Paham keterbatasan jelas menentang kesaksian Alkitab mengenai Allah. Alkitab menggambarkan Allah sebagai omnipotent (mahakuasa). Ia memiliki kuasa untuk melakukan segala sesuatu yang diinginkan-Nya. Kira-kira ada lima puluh enam kali Alkitab menyatakan bahwa Allah mahakuasa (misal, Wahyu 19:6). Allah memiliki kekuatan yang sangat melimpah (lihat Mazmur 147:5) dan kuasa-Nya yang tak tertandingi (lihat 2 Tawarikh 20:6; Efesus 1:19-21). Tak satu pun yang dapat menahan tangan Tuhan (lihat Daniel 4:35). Tak satu pun yang dapat membalikkan tindakan Allah (lihat Yesaya 43:13), dan tak satu pun yang dapat menyingkirkan-Nya (lihat Yesaya 14:27). Tak ada yang mustahil bagi Allah (lihat Matius 19:26; Markus 10:27; Lukas 1:37) dan tak ada yang terlalu sulit bagi-Nya (lihat Kejadian 18:14; Yeremia 32:17, 27). Sang Maha Kuasa memerintah (lihat Wahyu 9:6), dan Ia pada suatu hari akan mengalahkan kejahatan.

Apakah kejahatan hanya merupakan ilusi?

Beberapa orang, terutama mereka yang berafiliasi dengan the Mind Sciences, beragumen bahwa kejahatan adalah sebuah ilusi. Mary Baker Eddy, pendiri Christian Science, beragumen bahwa masalah kejahatan, penyakit, dan kematian itu tidak nyata dan hanya merupakan ilusi dari pikiran yang fana. Penulis dari Unity School of Christianity, Emily Cady juga menulis hal yang sama, “Tidak ada kejahatan... Rasa sakit, penyakit, kemiskinan, usia lanjut, dan kematian adalah hal-hal yang tidak nyata, dan itu semua tidak memiliki kuasa terhadap diri saya.” Ernest Holmes, pendiri dari Religious Science, menulis, “Seluruh kejahatan yang terlihat itu adalah hasil dari ketidaktahuan atau kedunguan dan akan hilang sampai batas di mana hal tersebut tidak dipikirkan lagi, dipercayai, atau dirasakan.”     

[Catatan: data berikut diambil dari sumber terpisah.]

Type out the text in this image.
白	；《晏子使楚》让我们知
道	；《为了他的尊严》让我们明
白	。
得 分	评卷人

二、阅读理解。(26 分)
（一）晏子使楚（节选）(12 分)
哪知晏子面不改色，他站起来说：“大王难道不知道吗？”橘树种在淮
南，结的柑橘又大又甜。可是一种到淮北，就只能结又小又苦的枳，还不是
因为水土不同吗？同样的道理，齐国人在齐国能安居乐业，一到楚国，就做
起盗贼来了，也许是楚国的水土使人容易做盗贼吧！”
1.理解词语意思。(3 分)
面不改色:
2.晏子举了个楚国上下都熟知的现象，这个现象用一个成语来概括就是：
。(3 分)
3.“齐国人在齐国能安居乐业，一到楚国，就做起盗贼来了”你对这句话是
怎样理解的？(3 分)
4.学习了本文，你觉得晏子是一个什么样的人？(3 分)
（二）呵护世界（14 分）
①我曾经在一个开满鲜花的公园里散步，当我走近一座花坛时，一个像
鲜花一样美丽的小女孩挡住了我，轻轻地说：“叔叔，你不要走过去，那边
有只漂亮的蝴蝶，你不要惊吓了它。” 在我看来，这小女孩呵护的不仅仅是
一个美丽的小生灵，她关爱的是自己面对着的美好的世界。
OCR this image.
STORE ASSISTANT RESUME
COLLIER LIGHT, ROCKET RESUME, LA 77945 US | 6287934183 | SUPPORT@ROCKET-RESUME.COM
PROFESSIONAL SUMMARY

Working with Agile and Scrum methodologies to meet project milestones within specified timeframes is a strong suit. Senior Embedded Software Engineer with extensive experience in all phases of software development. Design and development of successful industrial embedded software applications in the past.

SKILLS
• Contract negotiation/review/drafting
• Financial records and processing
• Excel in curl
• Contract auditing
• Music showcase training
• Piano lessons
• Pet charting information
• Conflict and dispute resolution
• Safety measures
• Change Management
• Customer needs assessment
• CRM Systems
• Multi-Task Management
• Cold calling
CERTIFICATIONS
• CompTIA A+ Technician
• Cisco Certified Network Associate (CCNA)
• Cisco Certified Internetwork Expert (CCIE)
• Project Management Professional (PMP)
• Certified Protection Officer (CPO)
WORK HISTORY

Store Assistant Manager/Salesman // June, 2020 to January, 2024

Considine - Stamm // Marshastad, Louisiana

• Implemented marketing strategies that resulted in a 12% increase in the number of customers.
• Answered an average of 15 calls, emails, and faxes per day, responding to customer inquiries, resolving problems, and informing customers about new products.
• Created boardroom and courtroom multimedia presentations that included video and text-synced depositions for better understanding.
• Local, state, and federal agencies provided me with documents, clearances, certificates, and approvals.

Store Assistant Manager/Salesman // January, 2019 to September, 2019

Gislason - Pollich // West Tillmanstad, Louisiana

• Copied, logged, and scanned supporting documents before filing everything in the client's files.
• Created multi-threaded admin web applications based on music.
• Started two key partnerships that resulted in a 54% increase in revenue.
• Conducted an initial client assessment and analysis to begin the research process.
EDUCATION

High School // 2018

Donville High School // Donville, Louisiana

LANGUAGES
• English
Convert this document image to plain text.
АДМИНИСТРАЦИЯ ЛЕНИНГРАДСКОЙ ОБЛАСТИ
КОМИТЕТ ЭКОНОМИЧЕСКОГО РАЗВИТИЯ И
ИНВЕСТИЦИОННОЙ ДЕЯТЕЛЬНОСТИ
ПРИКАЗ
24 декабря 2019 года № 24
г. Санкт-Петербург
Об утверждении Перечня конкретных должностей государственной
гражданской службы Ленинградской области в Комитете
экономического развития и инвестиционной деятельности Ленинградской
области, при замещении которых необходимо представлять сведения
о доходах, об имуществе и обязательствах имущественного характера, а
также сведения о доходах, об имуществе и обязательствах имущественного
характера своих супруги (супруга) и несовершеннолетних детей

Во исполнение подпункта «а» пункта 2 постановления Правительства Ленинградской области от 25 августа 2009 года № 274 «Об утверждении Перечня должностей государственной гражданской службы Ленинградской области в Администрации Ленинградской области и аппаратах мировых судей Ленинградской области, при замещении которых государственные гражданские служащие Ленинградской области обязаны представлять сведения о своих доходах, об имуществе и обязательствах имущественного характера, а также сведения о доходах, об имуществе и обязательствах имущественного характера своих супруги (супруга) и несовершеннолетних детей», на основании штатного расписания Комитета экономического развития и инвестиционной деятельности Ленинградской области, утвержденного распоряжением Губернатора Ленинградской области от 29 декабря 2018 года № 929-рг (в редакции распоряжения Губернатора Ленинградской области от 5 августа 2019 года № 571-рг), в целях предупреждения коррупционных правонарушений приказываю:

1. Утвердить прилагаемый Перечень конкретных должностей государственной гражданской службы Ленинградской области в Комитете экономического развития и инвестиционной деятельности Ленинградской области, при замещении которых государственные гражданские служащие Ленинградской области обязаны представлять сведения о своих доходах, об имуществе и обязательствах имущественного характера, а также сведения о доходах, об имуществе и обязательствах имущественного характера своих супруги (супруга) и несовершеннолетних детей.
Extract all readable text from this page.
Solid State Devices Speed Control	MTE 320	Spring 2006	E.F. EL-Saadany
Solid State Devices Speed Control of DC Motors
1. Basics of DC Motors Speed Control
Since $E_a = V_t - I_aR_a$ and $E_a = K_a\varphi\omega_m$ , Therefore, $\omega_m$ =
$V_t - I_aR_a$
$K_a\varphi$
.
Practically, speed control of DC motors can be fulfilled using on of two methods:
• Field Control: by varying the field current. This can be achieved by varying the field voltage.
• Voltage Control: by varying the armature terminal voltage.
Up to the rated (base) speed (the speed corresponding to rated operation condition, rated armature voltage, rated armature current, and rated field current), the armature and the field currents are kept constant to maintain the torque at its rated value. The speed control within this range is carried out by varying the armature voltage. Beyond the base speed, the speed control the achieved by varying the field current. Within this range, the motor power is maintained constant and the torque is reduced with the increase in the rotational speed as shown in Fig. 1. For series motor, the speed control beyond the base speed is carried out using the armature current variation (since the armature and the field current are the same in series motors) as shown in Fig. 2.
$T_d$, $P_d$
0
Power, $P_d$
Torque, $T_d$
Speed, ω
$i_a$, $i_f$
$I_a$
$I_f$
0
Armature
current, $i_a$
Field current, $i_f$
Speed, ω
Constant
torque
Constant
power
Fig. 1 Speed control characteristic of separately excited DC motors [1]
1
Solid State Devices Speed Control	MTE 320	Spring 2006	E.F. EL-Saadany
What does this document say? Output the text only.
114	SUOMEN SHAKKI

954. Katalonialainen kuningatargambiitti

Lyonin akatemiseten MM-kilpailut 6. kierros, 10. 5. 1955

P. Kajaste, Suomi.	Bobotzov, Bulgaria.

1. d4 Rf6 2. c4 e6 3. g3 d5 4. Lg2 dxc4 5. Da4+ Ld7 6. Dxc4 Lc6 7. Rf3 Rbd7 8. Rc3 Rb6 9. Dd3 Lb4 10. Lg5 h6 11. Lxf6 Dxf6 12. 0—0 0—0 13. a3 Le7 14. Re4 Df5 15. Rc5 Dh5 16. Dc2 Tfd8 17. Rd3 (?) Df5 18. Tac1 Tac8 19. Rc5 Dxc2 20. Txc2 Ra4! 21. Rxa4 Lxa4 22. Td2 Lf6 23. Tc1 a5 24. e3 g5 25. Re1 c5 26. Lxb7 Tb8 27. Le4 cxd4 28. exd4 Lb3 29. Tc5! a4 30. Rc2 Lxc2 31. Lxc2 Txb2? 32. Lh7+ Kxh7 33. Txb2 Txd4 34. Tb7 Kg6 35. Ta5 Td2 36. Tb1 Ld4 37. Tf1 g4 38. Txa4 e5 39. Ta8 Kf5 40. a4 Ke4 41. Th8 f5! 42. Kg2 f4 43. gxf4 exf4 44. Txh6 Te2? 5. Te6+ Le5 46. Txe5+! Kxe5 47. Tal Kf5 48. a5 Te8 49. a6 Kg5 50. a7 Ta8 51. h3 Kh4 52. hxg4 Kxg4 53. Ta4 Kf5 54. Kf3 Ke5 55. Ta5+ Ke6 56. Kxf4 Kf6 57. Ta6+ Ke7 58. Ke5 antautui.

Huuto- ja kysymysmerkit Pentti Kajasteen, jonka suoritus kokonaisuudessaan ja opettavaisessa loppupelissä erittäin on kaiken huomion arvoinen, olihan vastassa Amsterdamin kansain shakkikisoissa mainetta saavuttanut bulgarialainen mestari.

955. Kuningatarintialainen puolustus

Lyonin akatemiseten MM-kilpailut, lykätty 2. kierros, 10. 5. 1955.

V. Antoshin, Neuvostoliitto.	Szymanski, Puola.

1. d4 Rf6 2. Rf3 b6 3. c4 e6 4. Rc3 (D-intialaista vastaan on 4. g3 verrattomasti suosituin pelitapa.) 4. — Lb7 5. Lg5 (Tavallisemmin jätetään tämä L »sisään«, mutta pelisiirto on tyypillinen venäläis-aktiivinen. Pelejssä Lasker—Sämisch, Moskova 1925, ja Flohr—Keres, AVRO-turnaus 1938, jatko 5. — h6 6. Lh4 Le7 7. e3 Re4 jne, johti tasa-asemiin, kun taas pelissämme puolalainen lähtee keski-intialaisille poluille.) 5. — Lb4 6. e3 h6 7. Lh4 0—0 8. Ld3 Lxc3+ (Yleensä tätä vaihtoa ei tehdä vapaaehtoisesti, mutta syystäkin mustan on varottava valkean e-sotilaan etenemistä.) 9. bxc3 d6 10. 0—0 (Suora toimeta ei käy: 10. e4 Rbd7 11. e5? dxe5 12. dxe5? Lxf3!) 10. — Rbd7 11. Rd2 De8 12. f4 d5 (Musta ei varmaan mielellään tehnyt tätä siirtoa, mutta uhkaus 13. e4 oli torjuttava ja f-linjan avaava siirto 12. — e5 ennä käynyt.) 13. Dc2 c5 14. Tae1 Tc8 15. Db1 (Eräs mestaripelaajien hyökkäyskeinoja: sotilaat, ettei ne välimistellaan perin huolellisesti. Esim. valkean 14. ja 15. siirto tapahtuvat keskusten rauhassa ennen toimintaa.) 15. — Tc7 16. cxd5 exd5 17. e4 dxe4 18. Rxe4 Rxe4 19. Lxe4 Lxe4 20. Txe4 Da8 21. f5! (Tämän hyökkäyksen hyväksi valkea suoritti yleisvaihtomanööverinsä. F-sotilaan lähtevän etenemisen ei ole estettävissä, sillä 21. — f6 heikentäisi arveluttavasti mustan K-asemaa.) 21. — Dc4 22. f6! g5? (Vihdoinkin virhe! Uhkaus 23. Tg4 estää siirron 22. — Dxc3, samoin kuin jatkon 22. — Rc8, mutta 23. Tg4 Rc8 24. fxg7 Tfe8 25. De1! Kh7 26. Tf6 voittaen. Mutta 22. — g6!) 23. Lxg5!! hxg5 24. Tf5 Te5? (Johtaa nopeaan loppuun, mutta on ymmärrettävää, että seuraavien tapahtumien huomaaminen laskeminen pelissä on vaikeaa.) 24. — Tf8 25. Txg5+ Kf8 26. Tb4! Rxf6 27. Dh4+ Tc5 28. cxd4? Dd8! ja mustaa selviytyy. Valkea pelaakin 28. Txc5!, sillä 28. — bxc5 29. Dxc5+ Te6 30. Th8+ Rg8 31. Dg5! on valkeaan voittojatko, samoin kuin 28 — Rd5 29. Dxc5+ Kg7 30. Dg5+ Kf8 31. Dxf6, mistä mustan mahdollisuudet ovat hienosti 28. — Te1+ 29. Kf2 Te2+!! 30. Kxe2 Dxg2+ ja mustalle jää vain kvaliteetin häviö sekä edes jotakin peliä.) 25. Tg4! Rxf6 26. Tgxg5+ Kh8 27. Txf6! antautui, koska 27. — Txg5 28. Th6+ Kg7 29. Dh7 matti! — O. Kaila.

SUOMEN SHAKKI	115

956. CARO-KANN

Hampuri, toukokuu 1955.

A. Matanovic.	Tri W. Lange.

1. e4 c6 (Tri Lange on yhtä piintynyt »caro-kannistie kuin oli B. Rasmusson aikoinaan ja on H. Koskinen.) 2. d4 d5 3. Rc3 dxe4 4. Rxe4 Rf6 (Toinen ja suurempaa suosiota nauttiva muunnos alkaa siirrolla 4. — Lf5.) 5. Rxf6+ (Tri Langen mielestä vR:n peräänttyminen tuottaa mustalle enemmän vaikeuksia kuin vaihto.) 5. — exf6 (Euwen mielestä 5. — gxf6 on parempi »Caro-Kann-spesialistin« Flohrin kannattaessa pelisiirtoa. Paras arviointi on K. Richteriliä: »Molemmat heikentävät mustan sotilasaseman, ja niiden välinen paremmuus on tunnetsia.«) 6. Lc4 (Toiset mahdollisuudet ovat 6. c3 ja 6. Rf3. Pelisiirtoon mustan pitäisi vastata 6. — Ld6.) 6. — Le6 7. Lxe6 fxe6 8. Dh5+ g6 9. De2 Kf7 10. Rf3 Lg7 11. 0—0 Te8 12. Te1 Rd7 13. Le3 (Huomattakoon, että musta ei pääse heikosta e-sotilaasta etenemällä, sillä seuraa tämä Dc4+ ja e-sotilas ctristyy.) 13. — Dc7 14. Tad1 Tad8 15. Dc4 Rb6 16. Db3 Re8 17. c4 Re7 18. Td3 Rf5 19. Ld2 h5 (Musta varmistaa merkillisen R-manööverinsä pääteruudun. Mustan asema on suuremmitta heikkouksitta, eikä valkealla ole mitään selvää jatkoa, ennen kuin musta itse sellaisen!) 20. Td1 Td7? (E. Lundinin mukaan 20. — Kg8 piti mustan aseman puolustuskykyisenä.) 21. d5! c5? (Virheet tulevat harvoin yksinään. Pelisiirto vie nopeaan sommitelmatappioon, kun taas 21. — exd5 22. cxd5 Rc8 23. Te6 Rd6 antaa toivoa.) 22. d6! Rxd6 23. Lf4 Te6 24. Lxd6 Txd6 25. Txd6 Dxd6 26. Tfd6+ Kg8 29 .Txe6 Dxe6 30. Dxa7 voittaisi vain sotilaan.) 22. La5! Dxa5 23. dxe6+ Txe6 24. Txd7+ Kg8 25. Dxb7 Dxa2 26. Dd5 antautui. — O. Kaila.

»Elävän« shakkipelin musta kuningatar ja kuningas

Jika kejahatan hanya sebuah ilusi, maka mengapa melawannya? Walaupun Mary Baker Eddy mengatakan bahwa kejahatan terhadap penyakit jasmani dan kematian adalah ilusi, hal-hal tersebut adalah fakta sejarah di mana dalam tahun-tahunnya yang semakin menurun, ia berada di dalam perawatan dokter, menerima suntikan morfin untuk menahan rasa sakitnya, memakai kacamata, menjalani ekstrasi gigi, dan perlahan meninggal, oleh sebab itu ia “bersaksi dusta” akan apa yang ia percayai dan ajarkan.

Ketika orang mengklaim bahwa kejahatan adalah sebuah ilusi, saya berpikir ini merupakan permainan yang adil untuk bertanya kepada mereka apakah mereka mengunci pintu depan rumah mereka pada malam hari. Apakah mereka meninggalkan kunci mobil pada kunci kontak ketika mereka memarkir mobil di pusat kota? Apakah mereka memasang sabuk pengaman dalam kendaraan? Apakah mereka pergi ke dokter gigi? Apakah mereka mengenakan pelampung kepada anak kecil mereka ketika mereka berenang di laut? Apakah mereka memperingatkan anak-anak mereka untuk tidak terlalu dekat dengan api pada saat mereka memasak? Apakah mereka mendukung hukum yang menentang  pedofilia? Jika kejahatan hanya sebuah ilusi, maka hal-hal demikian benar-benar tidak perlu dan harus tidak menjadi masalah bagi siapa pun.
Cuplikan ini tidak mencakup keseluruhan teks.